Menurut Deputi Bidang Pengembangan Kekayaan Alam, BPPT dari 60 cekungan minyak yang terkandung dalam alam Indonesia, sekitar 70 persen atau sekitar 40 cekungan terdapat di laut. Dari 40 cekungan itu 10 cekungan telah diteliti secara intensif, 11 baru diteliti sebagian, sedangkan 29 belum terjamah. Diperkirakan ke-40 cekungan itu berpotensi menghasilkan 106,2 milyar barel setara minyak, namun baru 16,7 milyar barel yang diketahui dengan pasti, 7,5 milyar barel di antaranya sudah dieksploitasi. Sedangkan sisanya sebesar 89,5 milyar barel berupa kekayaan yang belum terjamah. Cadangan minyak yang belum terjamah itu diperkirakan 57,3 milyar barel terkandung di lepas pantai, yang lebih dari separuhnya atau sekitar 32,8 milyar barel terdapat di laut dalam.

Perairan Indonesia merupakan suatu wilayah perairan yang sangat ideal untuk mengembangkan sumber energi OTEC (Ocean Thermal Energy Conversion). Hal ini dimungkinkan karena salah satu syarat OTEC adalah adanya perbedaan suhu air (permukaan dengan lapisan dalam) minimal 20 0C dan intensitas gelombang laut sangat kecil dibanding dengan wilayah perairan tropika lainnya. Dari berbagai sumber pengamatan oseanografis, telah berhasil dipetakan bagian perairan Indonesia yang potensial sebagai tempat pengembangan OTEC. Hal ini terlihat dari banyak laut, teluk serta selat yang cukup dalam di Indonesia memiliki potensi yang sangat besar bagi pengembangan OTEC.

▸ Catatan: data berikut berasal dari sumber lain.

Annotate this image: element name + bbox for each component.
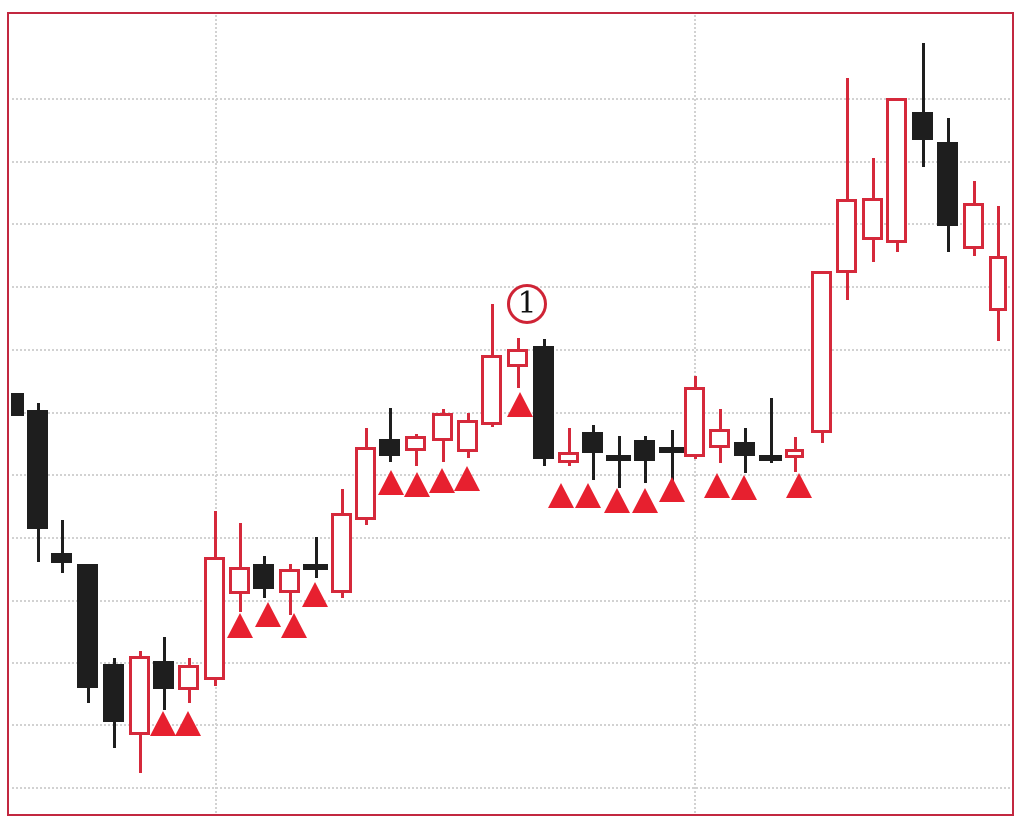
candle-body [129,656,150,735]
horizontal-gridline [7,223,1014,225]
horizontal-gridline [7,98,1014,100]
buy-signal-triangle-icon [704,473,730,498]
buy-signal-triangle-icon [175,711,201,736]
buy-signal-triangle-icon [604,488,630,513]
buy-signal-triangle-icon [227,613,253,638]
horizontal-gridline [7,724,1014,726]
candle-body [989,256,1007,311]
candle-body [684,387,705,457]
buy-signal-triangle-icon [659,477,685,502]
buy-signal-triangle-icon [150,711,176,736]
buy-signal-triangle-icon [548,483,574,508]
candle-body [886,98,907,243]
doji-wick [315,537,318,578]
horizontal-gridline [7,600,1014,602]
buy-signal-triangle-icon [731,475,757,500]
candle-body [51,553,72,563]
candle-body [634,440,655,461]
candle-body [481,355,502,425]
buy-signal-triangle-icon [507,392,533,417]
candle-body [355,447,376,520]
buy-signal-triangle-icon [454,466,480,491]
candle-body [533,346,554,459]
candle-body [204,557,225,680]
candle-body [27,410,48,529]
candle-body [405,436,426,451]
candle-body [811,271,832,433]
candle-body [11,393,24,416]
candle-body [785,449,804,458]
candle-body [253,564,274,589]
candle-body [279,569,300,593]
chart-border-frame [7,12,1014,816]
candle-body [178,665,199,690]
candle-body [229,567,250,594]
candle-wick [922,43,925,167]
buy-signal-triangle-icon [429,468,455,493]
candle-body [457,420,478,452]
buy-signal-triangle-icon [786,473,812,498]
vertical-gridline [215,12,217,816]
candle-wick [389,408,392,462]
candle-body [937,142,958,226]
horizontal-gridline [7,474,1014,476]
candle-body [103,664,124,722]
candle-wick [61,520,64,573]
candle-body [963,203,984,249]
buy-signal-triangle-icon [255,602,281,627]
buy-signal-triangle-icon [378,470,404,495]
horizontal-gridline [7,662,1014,664]
candle-body [507,349,528,367]
candle-body [379,439,400,456]
horizontal-gridline [7,286,1014,288]
doji-open-close-bar [759,455,782,461]
candle-body [709,429,730,448]
doji-open-close-bar [606,455,631,461]
candle-body [862,198,883,240]
candle-body [582,432,603,453]
candle-body [331,513,352,593]
buy-signal-triangle-icon [575,483,601,508]
doji-wick [770,398,773,463]
chart-plot-area: 1 [7,12,1014,816]
horizontal-gridline [7,537,1014,539]
doji-open-close-bar [659,447,684,453]
candle-body [558,452,579,463]
buy-signal-triangle-icon [281,613,307,638]
candle-body [734,442,755,456]
candle-body [912,112,933,140]
doji-wick [618,436,621,488]
candle-wick [568,428,571,466]
buy-signal-triangle-icon [404,472,430,497]
buy-signal-triangle-icon [632,488,658,513]
candle-body [836,199,857,273]
buy-signal-triangle-icon [302,582,328,607]
candle-body [77,564,98,688]
candle-body [432,413,453,441]
doji-open-close-bar [303,564,328,570]
annotation-circle: 1 [507,284,547,324]
candle-body [153,661,174,689]
horizontal-gridline [7,161,1014,163]
candle-wick [846,78,849,300]
horizontal-gridline [7,787,1014,789]
doji-wick [671,430,674,482]
annotation-label: 1 [517,286,537,321]
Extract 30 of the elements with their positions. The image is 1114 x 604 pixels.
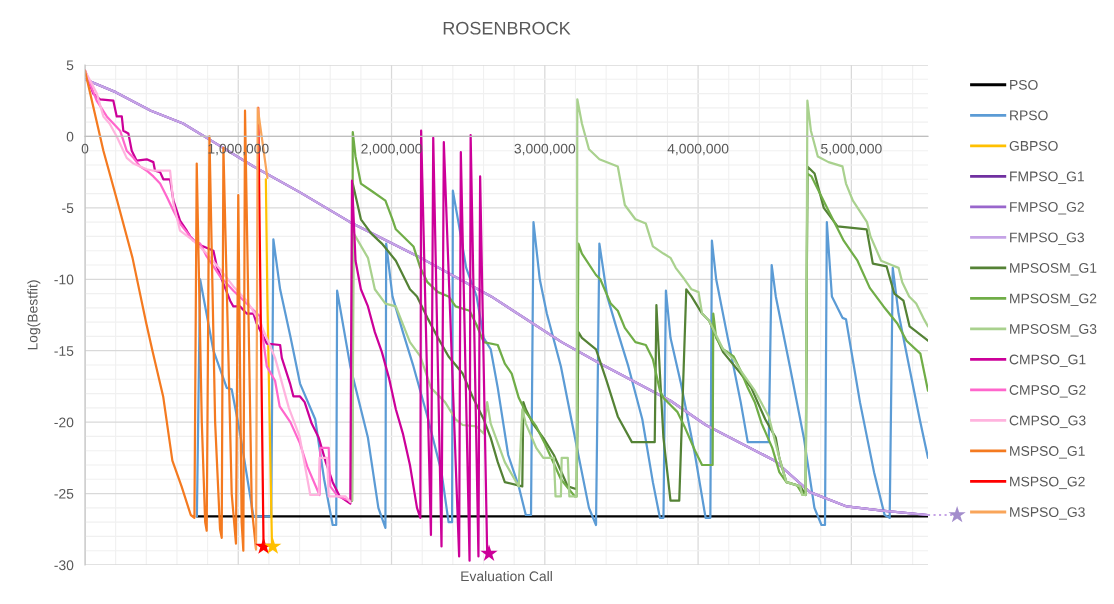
x-tick-label: 0 — [81, 143, 89, 154]
y-tick-label: -5 — [62, 203, 74, 214]
y-tick-label: -30 — [54, 560, 74, 571]
legend-label: MSPSO_G3 — [1010, 507, 1085, 520]
legend-label: MSPSO_G2 — [1010, 476, 1085, 490]
legend-label: PSO — [1010, 79, 1038, 90]
legend-label: MPSOSM_G1 — [1010, 263, 1097, 276]
x-tick-label: 5,000,000 — [821, 143, 882, 156]
legend-label: MPSOSM_G3 — [1010, 324, 1097, 337]
y-tick-label: 0 — [66, 131, 74, 142]
y-tick-label: 5 — [66, 60, 74, 71]
legend-label: CMPSO_G3 — [1009, 415, 1086, 429]
y-tick-label: -15 — [54, 346, 74, 356]
chart-title: ROSENBROCK — [443, 21, 571, 35]
y-tick-label: -20 — [54, 417, 74, 428]
legend-label: GBPSO — [1009, 140, 1058, 151]
y-axis-title: Log(Bestfit) — [27, 280, 41, 350]
legend-label: FMPSO_G1 — [1010, 171, 1084, 184]
legend-label: FMPSO_G2 — [1010, 201, 1084, 215]
x-tick-label: 3,000,000 — [514, 143, 576, 156]
x-axis-title: Evaluation Call — [461, 571, 552, 582]
legend-label: CMPSO_G2 — [1009, 385, 1086, 398]
legend-label: CMPSO_G1 — [1009, 354, 1086, 368]
x-tick-label: 4,000,000 — [667, 143, 729, 156]
legend-label: MPSOSM_G2 — [1010, 293, 1097, 306]
y-tick-label: -10 — [54, 274, 74, 285]
legend-label: RPSO — [1010, 110, 1048, 121]
legend-label: MSPSO_G1 — [1010, 446, 1085, 459]
legend-label: FMPSO_G3 — [1010, 232, 1085, 245]
y-tick-label: -25 — [54, 488, 74, 499]
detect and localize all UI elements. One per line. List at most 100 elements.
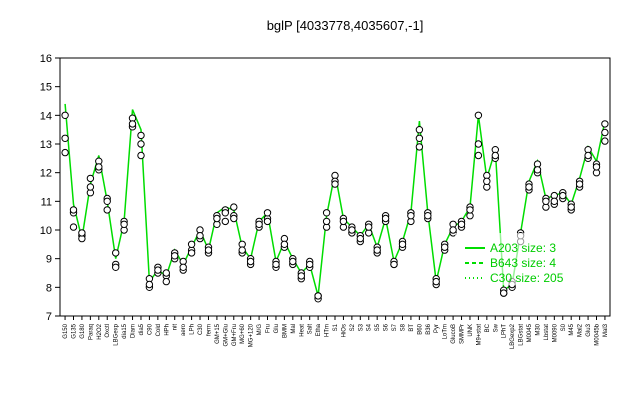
x-tick-label: GM+Glu [223,324,229,347]
x-tick-label: Heat [299,324,305,337]
data-point [331,180,339,188]
data-point [263,217,272,226]
x-tick-label: BT [409,324,415,332]
x-tick-label: ferm [206,324,212,336]
x-tick-label: Pyr [434,324,440,333]
data-point [550,197,558,206]
data-point [441,243,449,251]
data-point [314,292,322,300]
data-point [179,263,187,271]
data-point [263,209,272,217]
data-point [322,217,331,226]
x-tick-label: UNK [468,324,474,337]
data-point [61,148,69,157]
legend-label-c30: C30 size: 205 [490,271,564,285]
series-c30 [61,120,609,300]
data-point [584,151,592,160]
x-tick-label: C90 [147,323,153,335]
series-layer [61,103,609,303]
x-tick-label: Sw [493,323,499,332]
data-point [272,260,280,269]
x-tick-label: Cold [156,324,162,336]
data-point [120,220,128,229]
y-tick-label: 14 [40,110,52,122]
x-tick-label: GM+Fru [232,324,238,346]
x-tick-label: MG+120 [249,323,255,347]
data-point [306,260,314,269]
y-tick-label: 15 [40,82,52,94]
x-tick-label: Oxctl [105,324,111,338]
x-tick-label: LBGexp2 [510,323,516,349]
data-point [137,131,145,140]
y-tick-label: 16 [40,53,52,65]
x-tick-label: G135 [71,323,77,338]
data-point [69,206,78,214]
x-tick-label: B60 [417,323,423,334]
data-point [221,217,230,226]
y-tick-label: 10 [40,225,52,237]
data-point [575,180,584,188]
data-point [137,140,145,148]
x-tick-label: BMM [282,324,288,338]
x-axis: G150 G135 G180 Paraq H2O2 Oxctl LBGexp dia15 Dia… [63,316,609,349]
x-tick-label: Glu [274,324,280,333]
x-tick-label: M/G [257,324,263,336]
x-tick-label: Mal3 [603,323,609,337]
legend-label-b643: B643 size: 4 [490,256,556,270]
y-axis: 7 8 9 10 11 12 13 14 15 16 [40,53,60,323]
data-point [390,260,398,269]
data-point [112,263,120,271]
data-point [61,134,69,143]
data-point [601,128,609,137]
data-point [213,214,221,223]
x-tick-label: GM+15 [215,323,221,344]
data-point [415,134,424,143]
x-tick-label: M30 [535,323,541,335]
x-tick-label: LoTm [443,324,449,339]
data-point [601,120,609,128]
x-tick-label: S2 [350,323,356,331]
data-point [61,111,69,120]
data-point [162,269,171,277]
x-tick-label: Paraq [88,324,94,340]
data-point [187,249,196,257]
data-point [381,214,390,223]
x-tick-label: SMMPr [460,324,466,344]
data-point [154,266,162,274]
x-tick-label: nit [173,324,179,331]
x-tick-label: Lbstat [544,324,550,341]
y-tick-label: 9 [46,254,52,266]
data-point [424,212,432,220]
data-point [103,206,111,214]
data-point [221,209,230,217]
data-point [432,277,440,286]
x-tick-label: M45 [569,323,575,335]
data-point [86,183,95,191]
data-point [348,226,356,234]
x-tick-label: Mal2 [578,323,584,337]
data-point [230,214,238,223]
x-tick-label: Mal [291,324,297,334]
data-point [373,246,381,254]
data-point [559,191,567,200]
data-point [238,246,246,254]
x-tick-label: B36 [426,323,432,334]
data-point [69,223,78,231]
data-point [204,246,213,254]
data-point [145,280,154,289]
x-tick-label: LPhT [502,324,508,339]
x-tick-label: aero [181,323,187,336]
y-tick-label: 12 [40,168,52,180]
data-point [162,277,171,286]
x-tick-label: Salt [308,324,314,335]
data-point [592,163,601,171]
data-point [246,257,255,266]
data-point [280,240,289,249]
x-tick-label: Glu3 [586,323,592,336]
x-tick-label: HPh [164,324,170,336]
x-tick-label: GlucoB [451,324,457,344]
x-tick-label: dia15 [122,323,128,338]
data-point [78,229,86,237]
data-point [86,174,95,183]
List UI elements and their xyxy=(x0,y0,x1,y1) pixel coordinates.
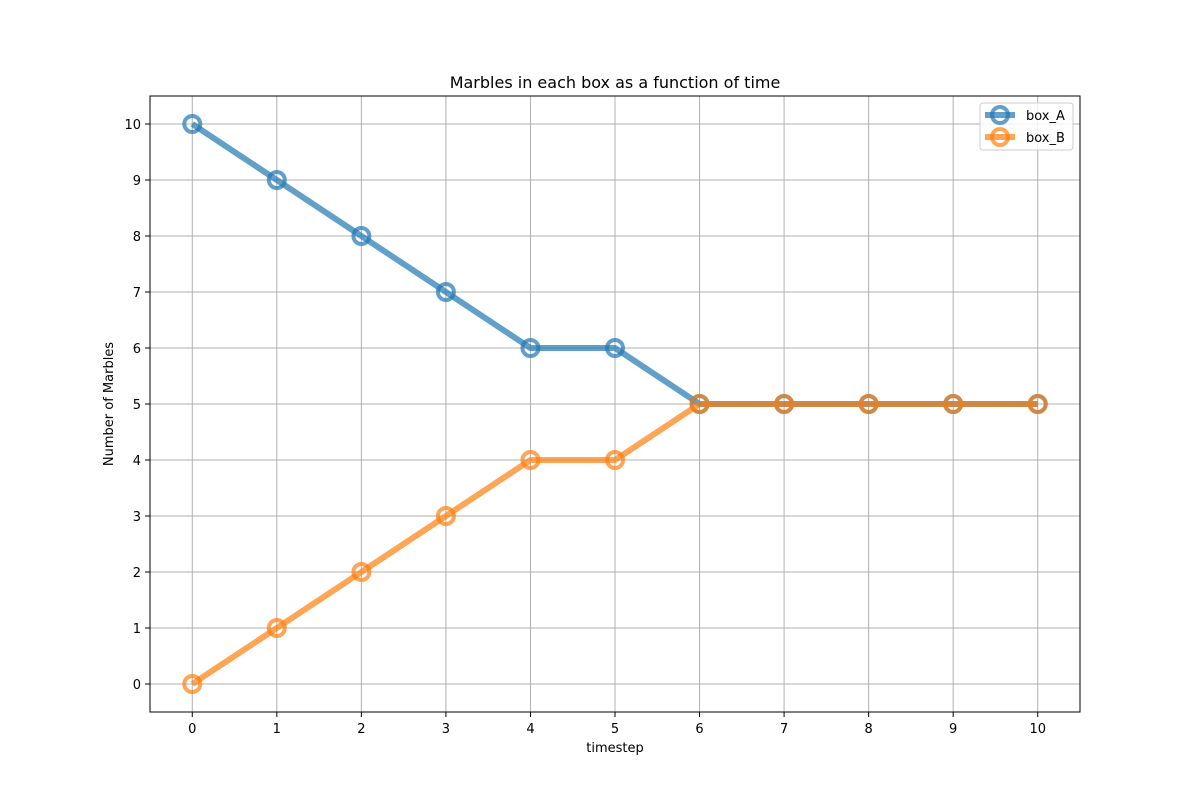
y-tick-label: 10 xyxy=(124,118,141,133)
x-tick-label: 6 xyxy=(695,722,703,737)
y-tick-label: 7 xyxy=(133,286,141,301)
data-point-box_A xyxy=(266,170,287,190)
x-axis-label: timestep xyxy=(586,741,644,756)
data-point-box_B xyxy=(774,394,795,414)
legend-marker-box-b xyxy=(990,127,1010,147)
x-tick-label: 7 xyxy=(780,722,788,737)
y-tick-label: 4 xyxy=(133,454,141,469)
y-tick-label: 9 xyxy=(133,174,141,189)
data-point-box_B xyxy=(1027,394,1048,414)
data-point-box_B xyxy=(858,394,879,414)
data-point-box_B xyxy=(351,562,372,582)
y-axis-ticks: 0 1 2 3 4 5 6 7 8 9 10 xyxy=(124,118,150,693)
data-point-box_B xyxy=(943,394,964,414)
legend-marker-box-a xyxy=(990,105,1010,125)
data-point-box_B xyxy=(605,450,625,470)
data-point-box_A xyxy=(520,338,541,358)
chart-title: Marbles in each box as a function of tim… xyxy=(450,73,781,92)
data-point-box_B xyxy=(266,618,287,638)
series-layer xyxy=(182,114,1048,694)
y-tick-label: 0 xyxy=(133,678,141,693)
y-tick-label: 1 xyxy=(133,622,141,637)
y-tick-label: 2 xyxy=(133,566,141,581)
x-tick-label: 5 xyxy=(611,722,619,737)
x-axis-ticks: 0 1 2 3 4 5 6 7 8 9 10 xyxy=(188,712,1046,737)
data-point-box_B xyxy=(520,450,541,470)
y-tick-label: 5 xyxy=(133,398,141,413)
y-tick-label: 8 xyxy=(133,230,141,245)
x-tick-label: 0 xyxy=(188,722,196,737)
x-tick-label: 9 xyxy=(949,722,957,737)
x-tick-label: 1 xyxy=(273,722,281,737)
y-tick-label: 3 xyxy=(133,510,141,525)
series-box_B xyxy=(182,394,1048,694)
data-point-box_A xyxy=(182,114,203,134)
x-tick-label: 8 xyxy=(864,722,872,737)
legend-label-box-a: box_A xyxy=(1026,109,1065,124)
data-point-box_B xyxy=(435,506,456,526)
x-tick-label: 2 xyxy=(357,722,365,737)
legend: box_A box_B xyxy=(979,102,1074,151)
x-tick-label: 3 xyxy=(442,722,450,737)
data-point-box_B xyxy=(689,394,710,414)
data-point-box_A xyxy=(435,282,456,302)
legend-label-box-b: box_B xyxy=(1026,131,1065,146)
data-point-box_A xyxy=(605,338,625,358)
data-point-box_A xyxy=(351,226,372,246)
x-tick-label: 10 xyxy=(1029,722,1046,737)
x-tick-label: 4 xyxy=(526,722,534,737)
y-axis-label: Number of Marbles xyxy=(102,342,117,466)
y-tick-label: 6 xyxy=(133,342,141,357)
series-line-box_B xyxy=(190,401,1038,687)
data-point-box_B xyxy=(182,674,203,694)
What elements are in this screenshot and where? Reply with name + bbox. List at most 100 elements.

Dari data yang disampaikan diatas, sebenarnya masih banyak lagi yang dapat dilakukan dalam pengembangan sektor kelautan di negeri ini. Seperti pemenuhan prasarana dan infrastruktur transportasi laut yang masih sangat potensial. Pengembangan potensi pariwisata laut, sektor pariwisata tentunya merupakan salah satu potensi unggulan Indonesia untuk mendatangkan turis asing dan tentu saja devisa asing ke dalam negeri.
Bisa kita bayangkan bila negeri yang besar ini benar-benar ditangani secara baik, arif, dan bijaksana maka sejahteralah semua rakyatnya. Dan tidak mustahil bangsa Indonesia akan menjadi negara besar dan tidak lagi dipandang sebelah mata.

Catatan Kritis untuk CAPRES Tahun 2009

Riuh rendah pemilihan presiden tahun 2009 sudah mulai terasa. Para Tim Sukses dari masing-masing calon sudah mulai memaparkan visi dan misi, bahkan mulai saling melempar kritik dari visi dan misi yang diajukan tersebut. Tapi dari ketiga pasangan yang muncul belum ada satupun program yang ditawarkan menyentuh secara spesifik masalah sektor kelautan. Padahal, dari paparan yang disampaikan diatas, sektor kelautan adalah permasalahan yang paling fundamental di negeri ini sebagai sebuah negara kepulauan.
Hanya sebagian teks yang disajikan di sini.